This is a topic of constant controversy in this forum, and for one of the more recent go-arounds see the thread containing my posting
here. It's controversial because John C. Bogle himself believes international investing is not
necessary, and says if you want to do it anyway, OK, but don't go over 20% of your stock allocation. Within the forum, that is a minority view and one area in which many Bogleheads are willing to say, simply, "I think Bogle is wrong."
Sandip Bhagat, who is some fairly high-ranking person at Vanguard, has written a Vanguard Research and Commentary article entitled Global investing trap: Multinational not the same as international
which lays out the case for multinational domestic companies not being equivalent to international investing.
For allocation of stocks to international, Vanguard officially recommends a wide range in which the minimum is 20%, and the maximum is full global cap-weighted (which is about 55-60% international). In the forum, there are a number of posters arguing very strongly for full global cap-weighting, which can be conveniently obtained in a single Vanguard fund, the Vanguard Total World Stock Index Fund.

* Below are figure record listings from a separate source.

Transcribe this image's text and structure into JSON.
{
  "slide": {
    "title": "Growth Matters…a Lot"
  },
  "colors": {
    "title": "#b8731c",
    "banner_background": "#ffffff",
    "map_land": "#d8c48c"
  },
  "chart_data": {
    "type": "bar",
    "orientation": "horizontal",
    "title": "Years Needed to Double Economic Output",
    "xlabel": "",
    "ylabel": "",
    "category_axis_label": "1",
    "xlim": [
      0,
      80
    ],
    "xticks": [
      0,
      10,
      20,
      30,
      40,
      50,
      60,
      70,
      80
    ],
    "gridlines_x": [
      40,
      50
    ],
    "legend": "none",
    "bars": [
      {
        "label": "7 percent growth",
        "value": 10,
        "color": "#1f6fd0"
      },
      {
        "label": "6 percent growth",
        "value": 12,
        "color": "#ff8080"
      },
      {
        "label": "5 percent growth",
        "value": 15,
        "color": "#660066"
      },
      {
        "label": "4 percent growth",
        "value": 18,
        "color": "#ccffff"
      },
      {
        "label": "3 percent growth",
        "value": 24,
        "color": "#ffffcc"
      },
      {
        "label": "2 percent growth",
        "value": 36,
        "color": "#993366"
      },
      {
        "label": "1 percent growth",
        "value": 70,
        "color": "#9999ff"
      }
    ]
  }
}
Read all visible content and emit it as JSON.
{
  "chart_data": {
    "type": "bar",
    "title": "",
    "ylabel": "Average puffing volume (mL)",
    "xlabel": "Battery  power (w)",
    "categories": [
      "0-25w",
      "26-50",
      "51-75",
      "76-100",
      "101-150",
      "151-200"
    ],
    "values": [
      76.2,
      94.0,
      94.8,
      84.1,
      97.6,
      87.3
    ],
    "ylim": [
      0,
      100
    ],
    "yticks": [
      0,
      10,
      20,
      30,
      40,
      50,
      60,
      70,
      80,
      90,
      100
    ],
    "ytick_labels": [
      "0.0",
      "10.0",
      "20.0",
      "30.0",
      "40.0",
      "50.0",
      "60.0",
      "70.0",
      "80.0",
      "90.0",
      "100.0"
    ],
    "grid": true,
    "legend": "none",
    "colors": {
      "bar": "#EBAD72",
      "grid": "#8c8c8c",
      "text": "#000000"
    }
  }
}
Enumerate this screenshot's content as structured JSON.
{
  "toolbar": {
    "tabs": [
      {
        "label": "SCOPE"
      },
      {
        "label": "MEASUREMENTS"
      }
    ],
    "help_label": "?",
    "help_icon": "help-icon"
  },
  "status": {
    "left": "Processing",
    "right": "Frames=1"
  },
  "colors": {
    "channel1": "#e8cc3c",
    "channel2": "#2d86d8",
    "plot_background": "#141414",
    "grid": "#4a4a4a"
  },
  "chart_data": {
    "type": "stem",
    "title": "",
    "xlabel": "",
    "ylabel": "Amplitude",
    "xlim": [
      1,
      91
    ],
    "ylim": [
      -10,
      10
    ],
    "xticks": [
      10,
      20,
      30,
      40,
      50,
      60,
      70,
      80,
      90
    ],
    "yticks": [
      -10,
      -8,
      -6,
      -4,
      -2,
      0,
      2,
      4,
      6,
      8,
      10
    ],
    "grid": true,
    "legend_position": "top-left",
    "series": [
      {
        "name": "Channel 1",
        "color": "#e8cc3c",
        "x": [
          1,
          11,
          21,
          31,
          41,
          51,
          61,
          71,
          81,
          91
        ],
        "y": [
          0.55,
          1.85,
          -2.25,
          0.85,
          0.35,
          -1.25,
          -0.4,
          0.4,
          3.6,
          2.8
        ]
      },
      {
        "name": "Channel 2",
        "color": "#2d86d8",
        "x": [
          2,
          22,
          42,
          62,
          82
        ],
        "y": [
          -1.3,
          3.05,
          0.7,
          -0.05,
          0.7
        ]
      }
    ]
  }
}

Despite all that, and despite an obvious trend for ever-increasing international allocation recommendations, correlations between U.S. and international stocks are
high, and have probably been increasing, possibly because
of globalization and big corporations being increasingly multinational.
The interesting thing about all this is that despite strong opinions, usually expressed with high degrees of confidence, the actual data is sufficiently ambiguous and weak that it can be and is argued indefinitely. Over the past decade, international has helped portfolios, but that is mostly because of currency factors--the dollar weakening a lot over 2002-2008--not because of diversification in the behavior of national stock markets as such.
Regardless of whether the S&P 500 is globalized, these days the idea of holding no international at all is definitely out of the mainstream of investment thinking.
Annual income twenty pounds, annual expenditure nineteen nineteen and six, result happiness; Annual income twenty pounds, annual expenditure twenty pounds ought and six, result misery.